Superior solutions condition all archived training data algorithmically for a true understanding of the quality of the combination of all data streams at all times. The process amalgamates all the data streams (say 50-100) into a single line “probability waveform” that shows the probability of failure at every point in time through the training data. Normal behavior in such a chart is the trend line hovering very close to zero. Where behavior deviates from normal conditions, spurious motion in the trend line shows it clearly.
By introducing the timestamps of failure work orders, a user can precisely match the behavior excursions to actual failures and measure the exact time-to-failure and remove them for separate processing. Some remaining excursions do not match failures show errant, perhaps unexplained manufacturing process conditions that compromise good data. Removing these ensures the calculation of normal behavior is not compromised by errant process behavior.
So, now you can see that intelligent striping across the pre-processed data in the probability waveform is very different to striping raw data feeds: intelligent striping is far more accurate and retains all the good data. Removing unexplained process deviations and real failures assures remaining data are all near zero probability of failure and are all meaningful and usable representations of normal behavior. The probability process removes all the guesses and estimates offered in alternative solutions.

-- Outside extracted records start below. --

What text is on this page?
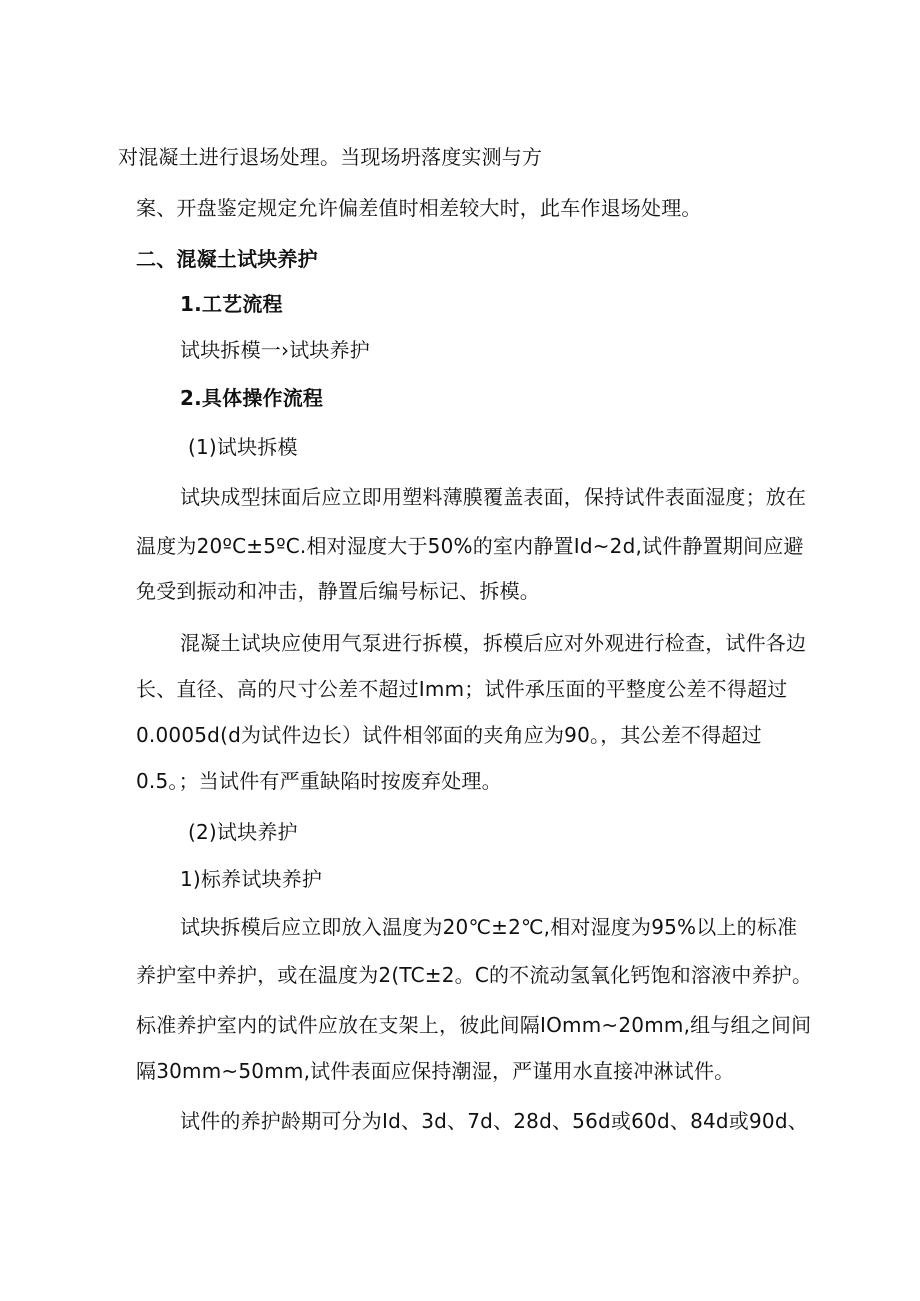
对混凝土进行退场处理。当现场坍落度实测与方
案、开盘鉴定规定允许偏差值时相差较大时，此车作退场处理。
二、混凝土试块养护
1.工艺流程
试块拆模一›试块养护
2.具体操作流程
(1)试块拆模
试块成型抹面后应立即用塑料薄膜覆盖表面，保持试件表面湿度；放在
温度为20ºC±5ºC.相对湿度大于50%的室内静置Id~2d,试件静置期间应避
免受到振动和冲击，静置后编号标记、拆模。
混凝土试块应使用气泵进行拆模，拆模后应对外观进行检查，试件各边
长、直径、高的尺寸公差不超过Imm；试件承压面的平整度公差不得超过
0.0005d(d为试件边长）试件相邻面的夹角应为90。，其公差不得超过
0.5。；当试件有严重缺陷时按废弃处理。
(2)试块养护
1)标养试块养护
试块拆模后应立即放入温度为20℃±2℃,相对湿度为95%以上的标准
养护室中养护，或在温度为2(TC±2。C的不流动氢氧化钙饱和溶液中养护。
标准养护室内的试件应放在支架上，彼此间隔IOmm~20mm,组与组之间间
隔30mm~50mm,试件表面应保持潮湿，严谨用水直接冲淋试件。
试件的养护龄期可分为Id、3d、7d、28d、56d或60d、84d或90d、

Also, because this exercise detects the precise failure patterns for a particular work order, the patterns may be easily linked to the exact root cause; the cause code in the enterprise asset management (EAM) system. Next time the alert is dispatched, you know exactly WHEN failure will happen and HOW it will happen. You can include WHAT action to take to prevent failure, whether that is adjusting a process to avoid degradation or scheduling service before failure occurs. That insight and the early warning assures you the time to act safely under full control.
Predicting Precise Failures
Most solutions do not execute precise failure detection — they only perform what’s called anomaly detection. Simply put, anomaly detection inspects incoming data, asking, “Is this normal?” Obviously, accuracy depends on the precision of normal behavior definition; poor definition means many false alarms, especially during early application commissioning when inferior predictive maintenance solutions simply block errant alarms without improving detection accuracy. In fact, such endless indiscriminate “tuning” of alarm suppression thresholds desensitizes the solution so much that it will suppress real alerts.
While anomaly detection is actually a good technique to detect deviations from normal, it is not as early or as accurate as precise failure pattern detection. It is extremely useful to indicate and send alarms for abnormal deviations. The intrinsic issue is how to decide if the deviation is an actual failure or a change in the process and what to do in either case.
Consequently, after an anomaly alarm most solutions require intense scrutiny by experts to understand if the alarm reflects a new normal or a real failure — a process that may take days or weeks. Worse, those solutions have no simple mechanism to adjust or change the data processing to stop the incumbent false alarms happening again. Manufacturing processes always change over time. You can get process drift, changes in ambient temperatures, new product and process campaigns, winter and summer modes, and so on. Select an accurate early warning solution where you can simply and easily maintain accuracy: e.g., a simple point-and-click ensures the application stays consistent with a changing manufacturing process and dispatches minimal false alarms.